Determine whether home work is economically feasible for you. Will you earn enough money at home to meet your needs? Home work does not offer fringe benefits, paid holidays, or overtime. However, the savings accrued by eliminating commuting costs, full-time child care, and wardrobe may offset these losses.
Check with an accountant for information on tax liabilities and deductions before beginning any home-based work. CPA Dolly DiPesa, a partner at Charles DiPesa and Company in Boston, Massachusetts, explains, "Income from work done at home is reported on a 1040 form as personal income for income tax purposes."
Segregate a work area just for you. If telephoning is involved, get a separate telephone for business. A portion of your total household expenses is deductible as a business expense if you have an office in the home. If you are starting your own business you will need a business certificate available from your city for a nominal fee. If you are selling a product, you must register with the state so that you can collect sales tax.

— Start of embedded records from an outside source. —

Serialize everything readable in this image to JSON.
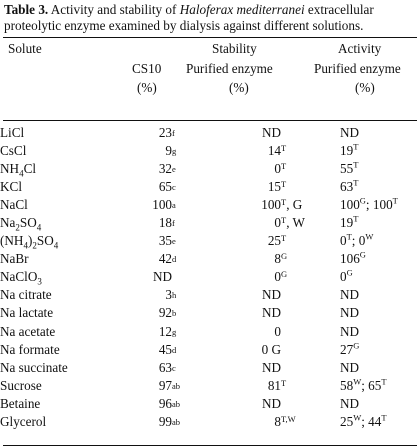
{
  "caption": {
    "label": "Table 3.",
    "text_before": " Activity and stability of ",
    "species": "Haloferax mediterranei",
    "text_after": " extracellular proteolytic enzyme examined by dialysis against different solutions."
  },
  "headers": {
    "solute": "Solute",
    "stability": "Stability",
    "activity": "Activity",
    "cs10": "CS10",
    "purified1": "Purified enzyme",
    "purified2": "Purified enzyme",
    "pct1": "(%)",
    "pct2": "(%)",
    "pct3": "(%)"
  },
  "rows": [
    {
      "solute": "LiCl",
      "cs": "23",
      "cs_note": "f",
      "stab": "ND",
      "stab_sup": "",
      "stab_extra": "",
      "act": "ND"
    },
    {
      "solute": "CsCl",
      "cs": "9",
      "cs_note": "g",
      "stab": "14",
      "stab_sup": "T",
      "stab_extra": "",
      "act": "19T"
    },
    {
      "solute": "NH4Cl",
      "cs": "32",
      "cs_note": "e",
      "stab": "0",
      "stab_sup": "T",
      "stab_extra": "",
      "act": "55T"
    },
    {
      "solute": "KCl",
      "cs": "65",
      "cs_note": "c",
      "stab": "15",
      "stab_sup": "T",
      "stab_extra": "",
      "act": "63T"
    },
    {
      "solute": "NaCl",
      "cs": "100",
      "cs_note": "a",
      "stab": "100",
      "stab_sup": "T",
      "stab_extra": ", G",
      "act": "100G; 100T"
    },
    {
      "solute": "Na2SO4",
      "cs": "18",
      "cs_note": "f",
      "stab": "0",
      "stab_sup": "T",
      "stab_extra": ", W",
      "act": "19T"
    },
    {
      "solute": "(NH4)2SO4",
      "cs": "35",
      "cs_note": "e",
      "stab": "25",
      "stab_sup": "T",
      "stab_extra": "",
      "act": "0T; 0W"
    },
    {
      "solute": "NaBr",
      "cs": "42",
      "cs_note": "d",
      "stab": "8",
      "stab_sup": "G",
      "stab_extra": "",
      "act": "106G"
    },
    {
      "solute": "NaClO3",
      "cs": "ND",
      "cs_note": "",
      "stab": "0",
      "stab_sup": "G",
      "stab_extra": "",
      "act": "0G"
    },
    {
      "solute": "Na citrate",
      "cs": "3",
      "cs_note": "h",
      "stab": "ND",
      "stab_sup": "",
      "stab_extra": "",
      "act": "ND"
    },
    {
      "solute": "Na lactate",
      "cs": "92",
      "cs_note": "b",
      "stab": "ND",
      "stab_sup": "",
      "stab_extra": "",
      "act": "ND"
    },
    {
      "solute": "Na acetate",
      "cs": "12",
      "cs_note": "g",
      "stab": "0",
      "stab_sup": "",
      "stab_extra": "",
      "act": "ND"
    },
    {
      "solute": "Na formate",
      "cs": "45",
      "cs_note": "d",
      "stab": "0 G",
      "stab_sup": "",
      "stab_extra": "",
      "act": "27G"
    },
    {
      "solute": "Na succinate",
      "cs": "63",
      "cs_note": "c",
      "stab": "ND",
      "stab_sup": "",
      "stab_extra": "",
      "act": "ND"
    },
    {
      "solute": "Sucrose",
      "cs": "97",
      "cs_note": "ab",
      "stab": "81",
      "stab_sup": "T",
      "stab_extra": "",
      "act": "58W; 65T"
    },
    {
      "solute": "Betaine",
      "cs": "96",
      "cs_note": "ab",
      "stab": "ND",
      "stab_sup": "",
      "stab_extra": "",
      "act": "ND"
    },
    {
      "solute": "Glycerol",
      "cs": "99",
      "cs_note": "ab",
      "stab": "8",
      "stab_sup": "T,W",
      "stab_extra": "",
      "act": "25W; 44T"
    }
  ]
}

Keep records. DiPesa also stresses that record keeping is very important. "Keep your systems in order. Keep ledgers for cash receipts, disbursements, and accounts receivable." In addition to the deductions for your mortgage payment or rent, electric, heat, and insurance bills and any other business-related expenses are also deductible.
To Incorporate or Not? For certain types of home-based businesses a lawyer's input would be valuable. Decisions such as whether to incorporate or be a sole proprietor should be made following a legal consultation.